Thick Strings for Auto Bailout?
The Big Three CEOs are back on Capitol Hill, begging for money. My question is this: since a loan is inevitable (this second appearance before Congress wouldn’t be happening if a loan weren’t forthcoming—its purpose is just to get the American people on board… <cough>propaganda<cough>), should we demand the industry cut emissions, double fuel mileage, make vehicles safer, etc, or just treat it like any other loan—set the interest and payment terms, and let it go?

This time they left their private jets at home, but it’s otherwise the same story—if we don’t get a loan, we’ll fail—if we fail, America fails. Apart from the foolishness of setting the precedent that certain industries can’t be allowed to fail (and thus removing much of their incentive to perform), they’re probably right—a dead auto industry would rock our already beleaguered economy. The labor side of the equation has been out in force too, promising to cut worker’s benefits to make the industry more viable, and maybe a loan more likely. A loan is going to happen, good idea or not, but since this is such a huge favor at our collective risk, shouldn’t we demand some collective benefits?

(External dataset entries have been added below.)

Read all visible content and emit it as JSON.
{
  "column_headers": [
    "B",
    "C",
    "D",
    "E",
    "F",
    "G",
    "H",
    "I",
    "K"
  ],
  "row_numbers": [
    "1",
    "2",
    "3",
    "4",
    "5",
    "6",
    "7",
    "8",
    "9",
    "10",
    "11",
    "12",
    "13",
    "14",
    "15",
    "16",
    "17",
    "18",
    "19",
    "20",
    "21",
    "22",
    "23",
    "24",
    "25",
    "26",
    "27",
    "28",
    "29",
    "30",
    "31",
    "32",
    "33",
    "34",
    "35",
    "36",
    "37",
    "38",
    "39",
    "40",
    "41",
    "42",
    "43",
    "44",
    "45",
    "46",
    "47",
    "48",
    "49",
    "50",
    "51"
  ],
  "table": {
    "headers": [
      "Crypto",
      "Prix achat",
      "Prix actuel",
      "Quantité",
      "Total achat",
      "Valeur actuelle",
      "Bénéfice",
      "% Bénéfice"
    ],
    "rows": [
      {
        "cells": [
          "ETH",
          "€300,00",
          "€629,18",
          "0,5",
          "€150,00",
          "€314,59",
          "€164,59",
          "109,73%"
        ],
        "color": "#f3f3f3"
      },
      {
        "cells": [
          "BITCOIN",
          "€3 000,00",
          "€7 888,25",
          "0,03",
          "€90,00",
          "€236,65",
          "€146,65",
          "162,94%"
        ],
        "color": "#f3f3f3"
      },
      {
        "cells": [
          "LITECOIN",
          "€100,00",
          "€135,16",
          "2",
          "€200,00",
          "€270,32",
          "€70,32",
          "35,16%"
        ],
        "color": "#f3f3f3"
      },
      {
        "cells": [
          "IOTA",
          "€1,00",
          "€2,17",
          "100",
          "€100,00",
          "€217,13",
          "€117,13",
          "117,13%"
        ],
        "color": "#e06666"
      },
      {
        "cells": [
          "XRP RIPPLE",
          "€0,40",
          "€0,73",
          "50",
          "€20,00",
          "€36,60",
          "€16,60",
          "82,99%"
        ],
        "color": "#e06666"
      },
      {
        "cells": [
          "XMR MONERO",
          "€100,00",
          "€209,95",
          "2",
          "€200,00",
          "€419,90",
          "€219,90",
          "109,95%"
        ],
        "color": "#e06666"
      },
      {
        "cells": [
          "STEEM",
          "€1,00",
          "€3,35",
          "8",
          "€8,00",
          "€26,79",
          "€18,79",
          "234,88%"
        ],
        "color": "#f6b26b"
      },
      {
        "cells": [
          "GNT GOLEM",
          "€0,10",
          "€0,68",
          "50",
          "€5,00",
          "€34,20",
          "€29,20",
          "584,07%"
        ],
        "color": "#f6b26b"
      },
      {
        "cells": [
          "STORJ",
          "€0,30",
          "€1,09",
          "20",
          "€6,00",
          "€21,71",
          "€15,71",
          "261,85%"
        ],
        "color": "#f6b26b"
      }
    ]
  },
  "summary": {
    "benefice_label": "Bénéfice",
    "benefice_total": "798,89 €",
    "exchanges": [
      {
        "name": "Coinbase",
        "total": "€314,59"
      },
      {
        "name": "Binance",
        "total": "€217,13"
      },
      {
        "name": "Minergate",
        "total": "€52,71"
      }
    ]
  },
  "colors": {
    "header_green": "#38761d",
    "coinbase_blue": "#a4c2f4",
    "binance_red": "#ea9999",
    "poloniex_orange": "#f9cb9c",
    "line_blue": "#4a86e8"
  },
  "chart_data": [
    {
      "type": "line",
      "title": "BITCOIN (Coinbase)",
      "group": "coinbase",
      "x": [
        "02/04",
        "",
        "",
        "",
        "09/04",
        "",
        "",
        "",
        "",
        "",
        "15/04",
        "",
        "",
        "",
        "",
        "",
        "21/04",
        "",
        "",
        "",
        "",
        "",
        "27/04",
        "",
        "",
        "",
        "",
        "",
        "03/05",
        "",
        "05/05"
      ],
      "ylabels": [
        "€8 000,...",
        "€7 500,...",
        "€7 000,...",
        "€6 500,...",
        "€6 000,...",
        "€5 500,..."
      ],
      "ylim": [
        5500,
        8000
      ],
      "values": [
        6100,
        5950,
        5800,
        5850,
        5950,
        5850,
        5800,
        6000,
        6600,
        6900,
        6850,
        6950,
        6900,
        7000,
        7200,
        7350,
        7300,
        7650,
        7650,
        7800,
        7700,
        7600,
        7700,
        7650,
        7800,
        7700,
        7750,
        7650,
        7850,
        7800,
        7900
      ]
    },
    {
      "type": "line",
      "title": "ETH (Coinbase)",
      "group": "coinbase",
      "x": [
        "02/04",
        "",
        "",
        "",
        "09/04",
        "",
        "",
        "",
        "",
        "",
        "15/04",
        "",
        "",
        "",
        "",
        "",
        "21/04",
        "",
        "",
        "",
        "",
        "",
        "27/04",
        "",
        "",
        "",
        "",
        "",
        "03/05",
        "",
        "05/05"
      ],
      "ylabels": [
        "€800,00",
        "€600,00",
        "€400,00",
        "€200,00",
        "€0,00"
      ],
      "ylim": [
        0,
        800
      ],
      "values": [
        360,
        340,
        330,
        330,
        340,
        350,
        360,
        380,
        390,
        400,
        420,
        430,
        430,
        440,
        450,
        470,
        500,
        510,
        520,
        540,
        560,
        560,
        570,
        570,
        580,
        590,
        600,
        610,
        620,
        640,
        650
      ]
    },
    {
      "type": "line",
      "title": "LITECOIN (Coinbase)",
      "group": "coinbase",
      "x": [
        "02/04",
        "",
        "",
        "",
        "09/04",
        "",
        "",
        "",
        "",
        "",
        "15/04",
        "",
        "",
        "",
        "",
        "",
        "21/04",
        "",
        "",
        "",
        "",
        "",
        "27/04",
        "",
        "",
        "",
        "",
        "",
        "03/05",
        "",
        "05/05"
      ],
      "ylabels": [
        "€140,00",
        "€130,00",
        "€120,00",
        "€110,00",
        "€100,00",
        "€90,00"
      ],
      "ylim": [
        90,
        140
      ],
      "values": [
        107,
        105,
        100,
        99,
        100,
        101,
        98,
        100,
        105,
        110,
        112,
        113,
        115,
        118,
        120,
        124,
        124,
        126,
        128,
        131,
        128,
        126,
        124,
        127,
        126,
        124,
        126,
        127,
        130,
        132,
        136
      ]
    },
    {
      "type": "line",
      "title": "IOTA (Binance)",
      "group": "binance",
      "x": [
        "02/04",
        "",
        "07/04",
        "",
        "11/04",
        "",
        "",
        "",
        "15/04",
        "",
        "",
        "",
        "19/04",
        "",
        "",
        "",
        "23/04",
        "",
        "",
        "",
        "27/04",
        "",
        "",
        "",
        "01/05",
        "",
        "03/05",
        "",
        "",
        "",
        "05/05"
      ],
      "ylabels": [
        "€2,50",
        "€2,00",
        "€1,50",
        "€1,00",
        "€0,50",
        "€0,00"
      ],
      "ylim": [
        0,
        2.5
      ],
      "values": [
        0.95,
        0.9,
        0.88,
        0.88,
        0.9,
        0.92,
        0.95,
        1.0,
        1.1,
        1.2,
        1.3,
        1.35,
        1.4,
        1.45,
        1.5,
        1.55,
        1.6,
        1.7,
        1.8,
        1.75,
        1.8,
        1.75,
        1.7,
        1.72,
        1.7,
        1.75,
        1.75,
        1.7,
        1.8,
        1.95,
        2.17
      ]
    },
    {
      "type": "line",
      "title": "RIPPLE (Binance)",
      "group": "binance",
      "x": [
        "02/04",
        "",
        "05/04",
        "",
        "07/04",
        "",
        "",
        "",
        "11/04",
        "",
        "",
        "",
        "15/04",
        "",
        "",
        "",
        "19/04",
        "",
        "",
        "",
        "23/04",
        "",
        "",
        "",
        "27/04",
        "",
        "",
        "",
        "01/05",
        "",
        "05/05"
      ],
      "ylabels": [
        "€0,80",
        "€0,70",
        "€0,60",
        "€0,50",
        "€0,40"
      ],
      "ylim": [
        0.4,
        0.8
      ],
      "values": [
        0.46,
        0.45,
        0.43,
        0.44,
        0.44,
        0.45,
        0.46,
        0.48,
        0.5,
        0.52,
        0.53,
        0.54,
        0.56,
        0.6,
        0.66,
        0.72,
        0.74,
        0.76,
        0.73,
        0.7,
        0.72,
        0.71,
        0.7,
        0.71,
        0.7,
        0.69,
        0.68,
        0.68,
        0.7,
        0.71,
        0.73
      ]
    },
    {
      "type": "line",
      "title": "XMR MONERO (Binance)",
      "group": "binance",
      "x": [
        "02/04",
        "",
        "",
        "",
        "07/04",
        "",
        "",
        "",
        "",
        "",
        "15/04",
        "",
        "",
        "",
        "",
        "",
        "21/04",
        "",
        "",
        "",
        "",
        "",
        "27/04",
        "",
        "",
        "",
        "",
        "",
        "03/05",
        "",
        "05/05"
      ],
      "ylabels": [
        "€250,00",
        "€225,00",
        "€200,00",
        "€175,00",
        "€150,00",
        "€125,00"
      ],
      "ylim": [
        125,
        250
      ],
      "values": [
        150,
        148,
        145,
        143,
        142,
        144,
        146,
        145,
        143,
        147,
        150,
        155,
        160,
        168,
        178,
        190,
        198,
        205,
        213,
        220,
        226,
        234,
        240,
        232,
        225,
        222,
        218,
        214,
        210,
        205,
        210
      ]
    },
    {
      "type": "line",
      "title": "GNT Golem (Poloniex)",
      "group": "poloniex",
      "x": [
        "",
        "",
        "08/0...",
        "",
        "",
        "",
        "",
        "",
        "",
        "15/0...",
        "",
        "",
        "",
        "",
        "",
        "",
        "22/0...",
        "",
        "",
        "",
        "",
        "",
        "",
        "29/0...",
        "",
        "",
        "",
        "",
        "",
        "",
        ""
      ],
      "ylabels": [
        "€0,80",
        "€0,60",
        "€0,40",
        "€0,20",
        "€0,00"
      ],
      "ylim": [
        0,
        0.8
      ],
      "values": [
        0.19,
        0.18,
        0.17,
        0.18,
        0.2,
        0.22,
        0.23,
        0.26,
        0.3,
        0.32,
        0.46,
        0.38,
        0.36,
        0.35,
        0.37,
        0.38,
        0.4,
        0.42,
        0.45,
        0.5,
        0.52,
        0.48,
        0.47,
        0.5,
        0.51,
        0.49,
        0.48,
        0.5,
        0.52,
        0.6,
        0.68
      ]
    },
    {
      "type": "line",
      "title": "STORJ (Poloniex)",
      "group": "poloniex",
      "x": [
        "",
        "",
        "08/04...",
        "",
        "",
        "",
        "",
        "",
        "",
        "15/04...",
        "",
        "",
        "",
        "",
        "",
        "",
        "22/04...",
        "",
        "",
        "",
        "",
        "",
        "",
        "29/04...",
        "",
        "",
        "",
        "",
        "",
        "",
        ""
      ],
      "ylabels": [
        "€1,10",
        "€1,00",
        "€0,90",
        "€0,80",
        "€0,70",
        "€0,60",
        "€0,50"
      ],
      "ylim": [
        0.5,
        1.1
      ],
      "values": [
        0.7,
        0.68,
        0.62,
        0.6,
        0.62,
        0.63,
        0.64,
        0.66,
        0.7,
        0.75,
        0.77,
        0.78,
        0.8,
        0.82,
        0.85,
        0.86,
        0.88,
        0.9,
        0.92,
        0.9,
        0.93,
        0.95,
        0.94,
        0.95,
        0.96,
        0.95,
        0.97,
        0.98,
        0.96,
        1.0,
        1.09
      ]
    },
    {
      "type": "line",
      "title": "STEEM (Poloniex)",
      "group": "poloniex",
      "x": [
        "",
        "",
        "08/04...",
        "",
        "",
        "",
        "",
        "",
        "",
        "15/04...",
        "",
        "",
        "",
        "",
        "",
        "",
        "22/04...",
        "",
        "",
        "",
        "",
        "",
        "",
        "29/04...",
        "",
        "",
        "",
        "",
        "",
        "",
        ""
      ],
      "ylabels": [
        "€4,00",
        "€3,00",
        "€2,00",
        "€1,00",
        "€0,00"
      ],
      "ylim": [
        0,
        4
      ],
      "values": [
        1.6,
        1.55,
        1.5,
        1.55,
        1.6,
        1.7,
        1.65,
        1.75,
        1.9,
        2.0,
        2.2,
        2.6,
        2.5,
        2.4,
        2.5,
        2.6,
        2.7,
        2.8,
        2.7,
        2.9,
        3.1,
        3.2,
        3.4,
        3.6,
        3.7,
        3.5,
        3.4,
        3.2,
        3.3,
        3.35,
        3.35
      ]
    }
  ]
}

For what it’s worth, I say yes. Since we’re not even pretending to run a free market anymore, if we’re going to selectively help industries, let’s capitalize on the opportunity and achieve some universally recognized good. Everybody wants greenhouse emissions reduced (though some ostriches deny there’s a problem), everybody wants cars with better fuel efficiency (except OPEC, the oil companies, and their minions), and everybody wants safer vehicles. Here’s our opportunity to achieve all three, and with American companies. Goodness knows Detroit isn’t going to do it on their own!
While we’re at it, how about limiting the salaries of CEOs and top management? It’s typically argued that their exorbanant compensation packages are necessary to recruit and retain the best talent. But given the incompetence of a group who has continued to produce inefficient vehicles, despite intimate knowledge of petroleum’s looming death (don’t let these temporary low prices fool you), the CEO salary market seems wildly and artificially inflated.

And how about leaving those auto workers’ benefits alone too? Or at least building in some sort of guarantee that, once the economy’s up and running again, any temporarily forfeited health insurance or layoff payments are returned in full? Rather than letting the fat cats scrape those millions off the top, let’s see to it that the backbone of the auto industry is taken care of first.
So that’s my take. If the loan goes through, lots of strings—lots of thick strings—should be tied to that money. What do you think?